West Papuan refugees and solidarity activists took action on May 1 outside the Australian Federal Police (AFP) headquarters in Naarm (Melbourne) to demand they stop training killers.
Indonesia declared Papuan independence organisation, OPM, “terrorists” on April 29 and dispatched more special forces personnel units — Special Detachment 88 (D88) — to West Papua.
Bambang Soesatyo, speaker of the People’s Consultative Assembly (MPR) in the Indonesian national parliament, urged the government to deploy forces at full strength. He was quoted saying: “Destroy them first. We will discuss human rights matters later”.
Jasmine Pilbrow, spokesperson for Make West Papua Safe, condemned Australia’s continued training of Indonesian special forces and police. “Instead of making West Papua safe and ensuring human rights standards are adhered to, the AFP’s police training program in Indonesia is creating more effective human rights abusers,” she said.
The AFP, with the assistance of the US government, helped to set up the Indonesian police counter-insurgency force, D88, in 2004.
Despite decades of reports detailing grave human rights violations committed by the Indonesian police and military, the AFP continues to train D88 and the Indonesian Police.

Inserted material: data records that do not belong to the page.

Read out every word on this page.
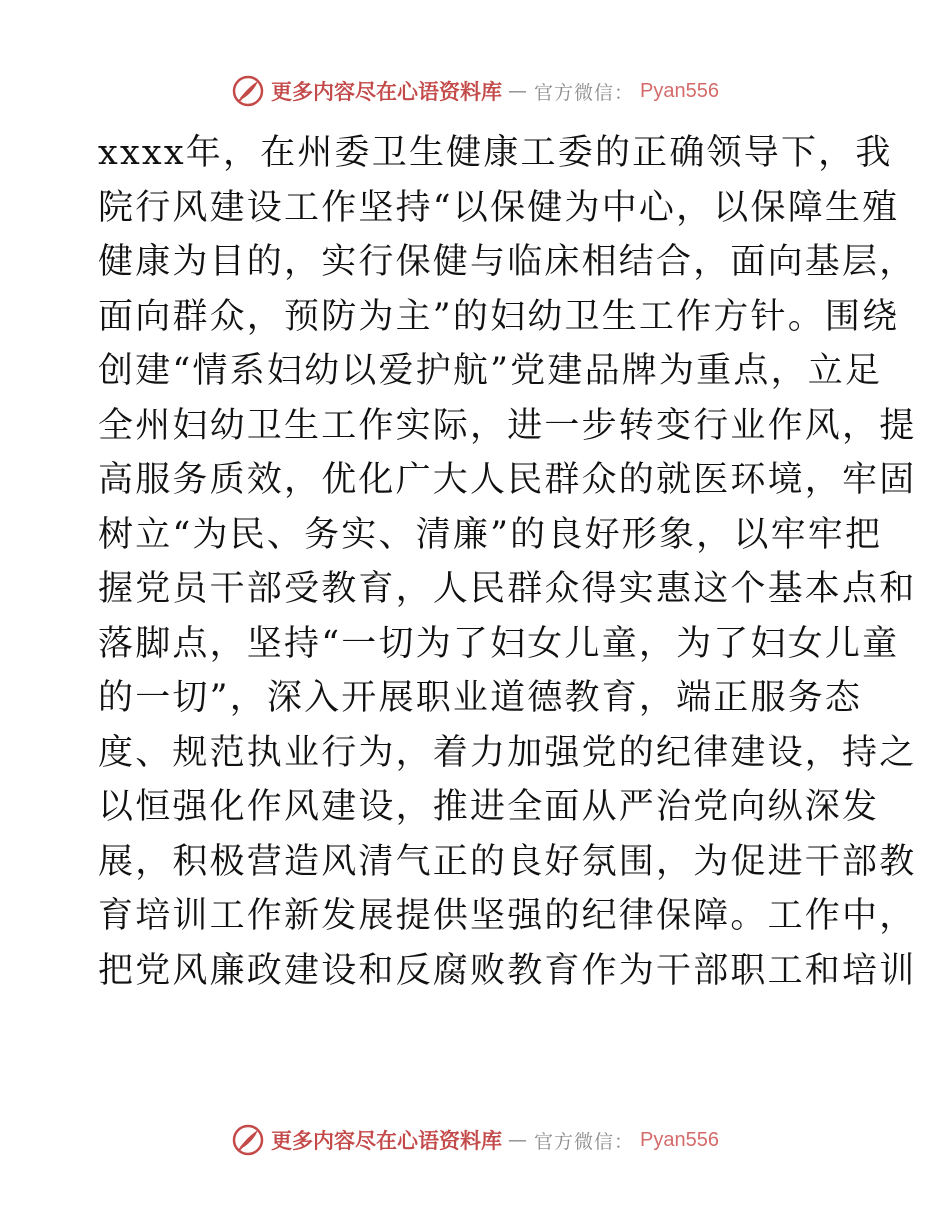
更多内容尽在心语资料库 — 官方微信： Pyan556
xxxx年，在州委卫生健康工委的正确领导下，我
院行风建设工作坚持“以保健为中心，以保障生殖
健康为目的，实行保健与临床相结合，面向基层，
面向群众，预防为主”的妇幼卫生工作方针。围绕
创建“情系妇幼以爱护航”党建品牌为重点，立足
全州妇幼卫生工作实际，进一步转变行业作风，提
高服务质效，优化广大人民群众的就医环境，牢固
树立“为民、务实、清廉”的良好形象，以牢牢把
握党员干部受教育，人民群众得实惠这个基本点和
落脚点，坚持“一切为了妇女儿童，为了妇女儿童
的一切”，深入开展职业道德教育，端正服务态
度、规范执业行为，着力加强党的纪律建设，持之
以恒强化作风建设，推进全面从严治党向纵深发
展，积极营造风清气正的良好氛围，为促进干部教
育培训工作新发展提供坚强的纪律保障。工作中，
把党风廉政建设和反腐败教育作为干部职工和培训
更多内容尽在心语资料库 — 官方微信： Pyan556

Indonesia’s designation of the OPM as a terrorist organisation comes as it expands its military operations to Nduga, Puncak and Intan Jaya in West Papua.
More than 20,000 Indonesian troops, backed up by D88, have been deployed.
Villages are emptying and TNI-POLRI (Indonesian police and military) have occupied churches and schools, forcing internally-displaced people to flee to neighbouring towns.
“The AFP is complicit in the murders of West Papuan farmers, students, and pastors. The AFP continues to turn a blind eye while West Papuans and solidarity activists call on the AFP to stop training killers,” Pilbrow said.